JAKARTA, Cobisnis.com – BYD resmi meluncurkan BYD Seagull 2026 di pasar China pada Mei 2026. Mobil listrik mungil ini dikenal di Indonesia dengan nama BYD Atto 1 dan sebelumnya tampil perdana dalam ajang Beijing Auto Show 2026.
Di pasar global, model ini juga dipasarkan dengan nama Dolphin Mini atau Dolphin Surf. BYD menghadirkan empat varian dengan harga mulai 69.900 yuan hingga 85.900 yuan atau sekitar Rp158 juta sampai Rp194 juta.
Sorotan utama pada model terbaru ini adalah hadirnya sistem bantuan mengemudi pintar “God’s Eye B” atau DiPilot 300 yang sudah dilengkapi teknologi LiDAR. Jika memilih paket tersebut, harga mobil meningkat menjadi sekitar Rp205 juta hingga Rp221 juta.
Secara desain, BYD Seagull 2026 mendapat dua pilihan warna baru, yakni Mango Orange dan Mint Green.
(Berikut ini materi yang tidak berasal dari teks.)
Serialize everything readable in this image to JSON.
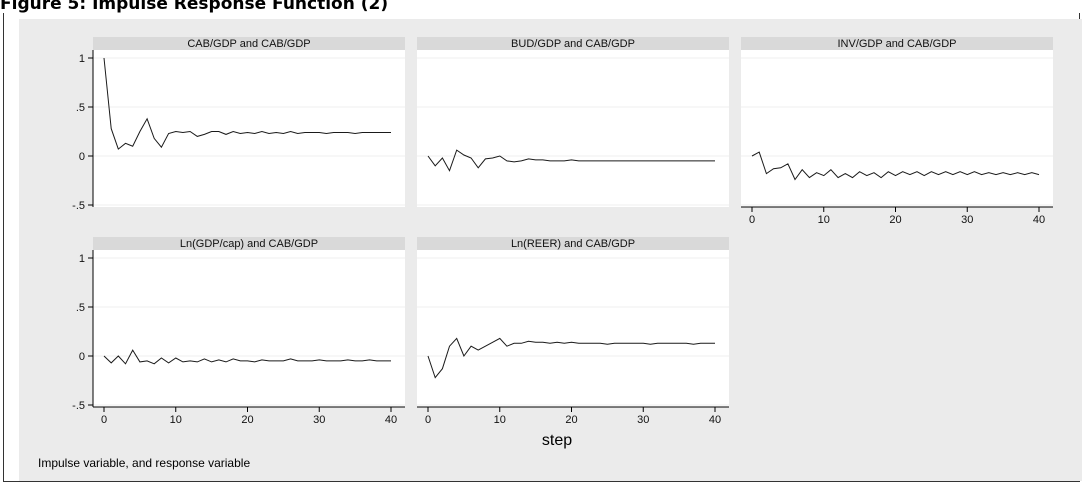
{
  "figure": {
    "title": "Figure 5: Impulse Response Function (2)",
    "note": "Impulse variable, and response variable",
    "xlabel": "step"
  },
  "chart_data": [
    {
      "type": "line",
      "title": "CAB/GDP and CAB/GDP",
      "x": [
        0,
        1,
        2,
        3,
        4,
        5,
        6,
        7,
        8,
        9,
        10,
        11,
        12,
        13,
        14,
        15,
        16,
        17,
        18,
        19,
        20,
        21,
        22,
        23,
        24,
        25,
        26,
        27,
        28,
        29,
        30,
        31,
        32,
        33,
        34,
        35,
        36,
        37,
        38,
        39,
        40
      ],
      "values": [
        1.0,
        0.28,
        0.07,
        0.13,
        0.1,
        0.25,
        0.38,
        0.18,
        0.09,
        0.23,
        0.25,
        0.24,
        0.25,
        0.2,
        0.22,
        0.25,
        0.25,
        0.22,
        0.25,
        0.23,
        0.24,
        0.23,
        0.25,
        0.23,
        0.24,
        0.23,
        0.25,
        0.23,
        0.24,
        0.24,
        0.24,
        0.23,
        0.24,
        0.24,
        0.24,
        0.23,
        0.24,
        0.24,
        0.24,
        0.24,
        0.24
      ],
      "xlim": [
        0,
        40
      ],
      "ylim": [
        -0.5,
        1
      ],
      "yticks": [
        "1",
        ".5",
        "0",
        "-.5"
      ],
      "ytick_values": [
        1,
        0.5,
        0,
        -0.5
      ],
      "xticks": [],
      "xtick_values": []
    },
    {
      "type": "line",
      "title": "BUD/GDP and CAB/GDP",
      "x": [
        0,
        1,
        2,
        3,
        4,
        5,
        6,
        7,
        8,
        9,
        10,
        11,
        12,
        13,
        14,
        15,
        16,
        17,
        18,
        19,
        20,
        21,
        22,
        23,
        24,
        25,
        26,
        27,
        28,
        29,
        30,
        31,
        32,
        33,
        34,
        35,
        36,
        37,
        38,
        39,
        40
      ],
      "values": [
        0.0,
        -0.1,
        -0.02,
        -0.15,
        0.06,
        0.01,
        -0.02,
        -0.12,
        -0.03,
        -0.02,
        0.0,
        -0.05,
        -0.06,
        -0.05,
        -0.03,
        -0.04,
        -0.04,
        -0.05,
        -0.05,
        -0.05,
        -0.04,
        -0.05,
        -0.05,
        -0.05,
        -0.05,
        -0.05,
        -0.05,
        -0.05,
        -0.05,
        -0.05,
        -0.05,
        -0.05,
        -0.05,
        -0.05,
        -0.05,
        -0.05,
        -0.05,
        -0.05,
        -0.05,
        -0.05,
        -0.05
      ],
      "xlim": [
        0,
        40
      ],
      "ylim": [
        -0.5,
        1
      ],
      "yticks": [],
      "ytick_values": [],
      "xticks": [],
      "xtick_values": []
    },
    {
      "type": "line",
      "title": "INV/GDP and CAB/GDP",
      "x": [
        0,
        1,
        2,
        3,
        4,
        5,
        6,
        7,
        8,
        9,
        10,
        11,
        12,
        13,
        14,
        15,
        16,
        17,
        18,
        19,
        20,
        21,
        22,
        23,
        24,
        25,
        26,
        27,
        28,
        29,
        30,
        31,
        32,
        33,
        34,
        35,
        36,
        37,
        38,
        39,
        40
      ],
      "values": [
        0.0,
        0.04,
        -0.18,
        -0.13,
        -0.12,
        -0.08,
        -0.24,
        -0.14,
        -0.22,
        -0.17,
        -0.2,
        -0.14,
        -0.22,
        -0.18,
        -0.22,
        -0.16,
        -0.2,
        -0.17,
        -0.22,
        -0.16,
        -0.2,
        -0.16,
        -0.19,
        -0.16,
        -0.2,
        -0.16,
        -0.19,
        -0.16,
        -0.19,
        -0.16,
        -0.19,
        -0.16,
        -0.19,
        -0.17,
        -0.19,
        -0.17,
        -0.19,
        -0.17,
        -0.19,
        -0.17,
        -0.19
      ],
      "xlim": [
        0,
        40
      ],
      "ylim": [
        -0.5,
        1
      ],
      "yticks": [],
      "ytick_values": [],
      "xticks": [
        "0",
        "10",
        "20",
        "30",
        "40"
      ],
      "xtick_values": [
        0,
        10,
        20,
        30,
        40
      ]
    },
    {
      "type": "line",
      "title": "Ln(GDP/cap) and CAB/GDP",
      "x": [
        0,
        1,
        2,
        3,
        4,
        5,
        6,
        7,
        8,
        9,
        10,
        11,
        12,
        13,
        14,
        15,
        16,
        17,
        18,
        19,
        20,
        21,
        22,
        23,
        24,
        25,
        26,
        27,
        28,
        29,
        30,
        31,
        32,
        33,
        34,
        35,
        36,
        37,
        38,
        39,
        40
      ],
      "values": [
        0.0,
        -0.07,
        0.0,
        -0.08,
        0.06,
        -0.06,
        -0.05,
        -0.08,
        -0.02,
        -0.07,
        -0.02,
        -0.06,
        -0.05,
        -0.06,
        -0.03,
        -0.06,
        -0.04,
        -0.06,
        -0.03,
        -0.05,
        -0.05,
        -0.06,
        -0.04,
        -0.05,
        -0.05,
        -0.05,
        -0.03,
        -0.05,
        -0.05,
        -0.05,
        -0.04,
        -0.05,
        -0.05,
        -0.05,
        -0.04,
        -0.05,
        -0.05,
        -0.04,
        -0.05,
        -0.05,
        -0.05
      ],
      "xlim": [
        0,
        40
      ],
      "ylim": [
        -0.5,
        1
      ],
      "yticks": [
        "1",
        ".5",
        "0",
        "-.5"
      ],
      "ytick_values": [
        1,
        0.5,
        0,
        -0.5
      ],
      "xticks": [
        "0",
        "10",
        "20",
        "30",
        "40"
      ],
      "xtick_values": [
        0,
        10,
        20,
        30,
        40
      ]
    },
    {
      "type": "line",
      "title": "Ln(REER) and CAB/GDP",
      "x": [
        0,
        1,
        2,
        3,
        4,
        5,
        6,
        7,
        8,
        9,
        10,
        11,
        12,
        13,
        14,
        15,
        16,
        17,
        18,
        19,
        20,
        21,
        22,
        23,
        24,
        25,
        26,
        27,
        28,
        29,
        30,
        31,
        32,
        33,
        34,
        35,
        36,
        37,
        38,
        39,
        40
      ],
      "values": [
        0.0,
        -0.22,
        -0.13,
        0.1,
        0.18,
        0.0,
        0.1,
        0.06,
        0.1,
        0.14,
        0.18,
        0.1,
        0.13,
        0.13,
        0.15,
        0.14,
        0.14,
        0.13,
        0.14,
        0.13,
        0.14,
        0.13,
        0.13,
        0.13,
        0.13,
        0.12,
        0.13,
        0.13,
        0.13,
        0.13,
        0.13,
        0.12,
        0.13,
        0.13,
        0.13,
        0.13,
        0.13,
        0.12,
        0.13,
        0.13,
        0.13
      ],
      "xlim": [
        0,
        40
      ],
      "ylim": [
        -0.5,
        1
      ],
      "yticks": [],
      "ytick_values": [],
      "xticks": [
        "0",
        "10",
        "20",
        "30",
        "40"
      ],
      "xtick_values": [
        0,
        10,
        20,
        30,
        40
      ]
    }
  ]
}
Mobil ini juga dibekali pelek 16 inci model “Starlight” serta lampu belakang LED dengan desain logo terbaru.
Masuk ke interior, kabin hadir dengan tema warna “Oatmeal Rice” dan layar sentuh 12,8 inci yang mendukung sistem hiburan DiLink 150. Fitur lain yang disematkan meliputi wireless charging 50W, kursi depan berpemanas, dan kursi pengemudi elektrik enam arah.
Untuk performa, seluruh varian menggunakan motor listrik tunggal bertenaga 55 kW atau setara 74 hp dengan torsi 135 Nm. BYD menawarkan dua pilihan baterai, yaitu 30,08 kWh dengan jarak tempuh 305 km serta 38,88 kWh yang mampu menempuh hingga 405 km.
Persaingan di segmen mobil listrik mungil China saat ini semakin ketat. BYD Seagull harus bersaing dengan sejumlah model baru seperti Geely Xingyuan, Arcfox T1, hingga Leapmotor A10.